Beschwerde gegen Übertragung der Unterhaltsgeltendmachung (§1628 BGB) im Wechselmodell abgewiesen
KI-Zusammenfassung
Die Beschwerde des Antragsgegners gegen die Entscheidung des Amtsgerichts Rheinberg zur Übertragung der Geltendmachung von Kindesunterhalt auf die Kindesmutter wurde zurückgewiesen. Das OLG Düsseldorf bestätigt, dass im Wechselmodell kein Obhutsschwerpunkt vorliegt und §1629 II S.2 BGB deshalb nicht greift, die Übertragung der Alleinvertretung nach §1628 BGB aber zulässig ist. Einkommensverhältnisse oder mögliche Interessenkollisionen stehen einer Übertragung nicht ohne Weiteres entgegen.

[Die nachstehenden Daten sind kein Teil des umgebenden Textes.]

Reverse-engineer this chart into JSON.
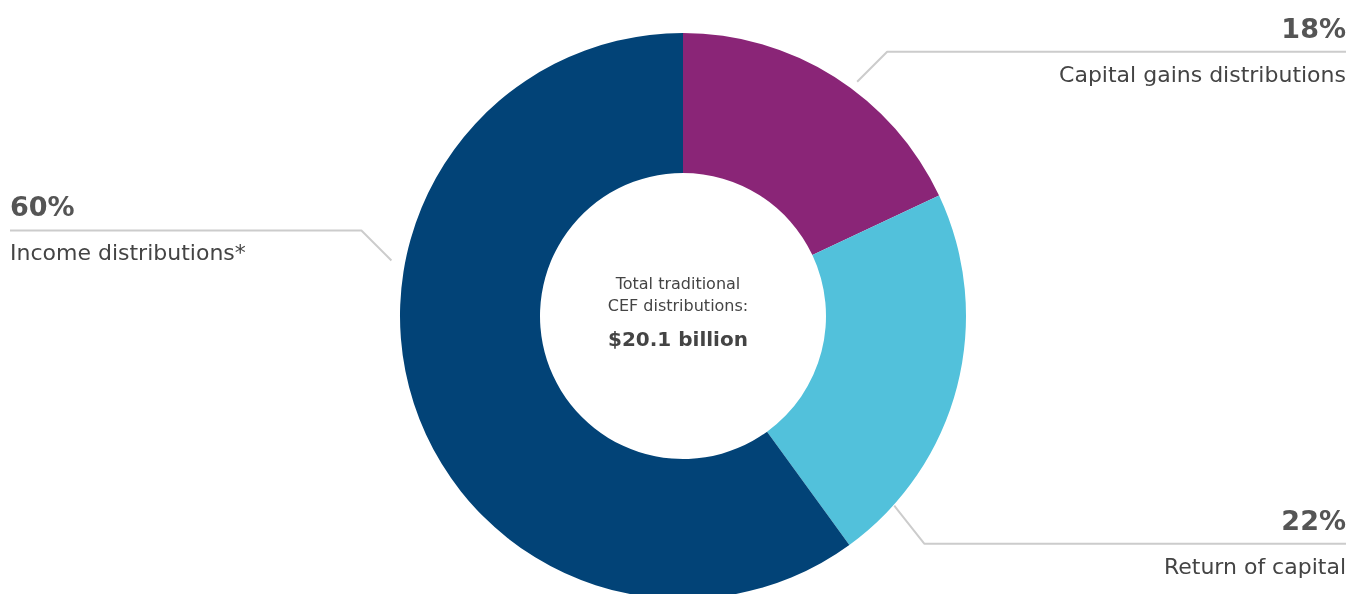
{
  "chart_data": {
    "type": "donut",
    "categories": [
      "Capital gains distributions",
      "Return of capital",
      "Income distributions*"
    ],
    "values": [
      18,
      22,
      60
    ],
    "colors": [
      "#8a2577",
      "#52c1db",
      "#024377"
    ],
    "value_labels": [
      "18%",
      "22%",
      "60%"
    ],
    "annotations": [
      "Total traditional CEF distributions:",
      "$20.1 billion"
    ]
  }
}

Ausgang: Beschwerde des Antragsgegners gegen Übertragung der Unterhaltsgeltendmachung und Kostenentscheidung als unbegründet abgewiesen
Abstrakte Rechtssätze
Beim Wechselmodell (annähernd gleich lange Betreuungsphasen) lässt sich kein Obhutsschwerpunkt i.S.v. §1629 Abs.2 Satz2 BGB feststellen; daher besteht keine gesetzliche Vertretungsbefugnis eines Elternteils nach dieser Vorschrift.
Die Geltendmachung des Barunterhalts für das Kind kann entweder durch Bestellung eines Ergänzungspflegers oder durch Übertragung der Entscheidungsbefugnis nach §1628 BGB erfolgen.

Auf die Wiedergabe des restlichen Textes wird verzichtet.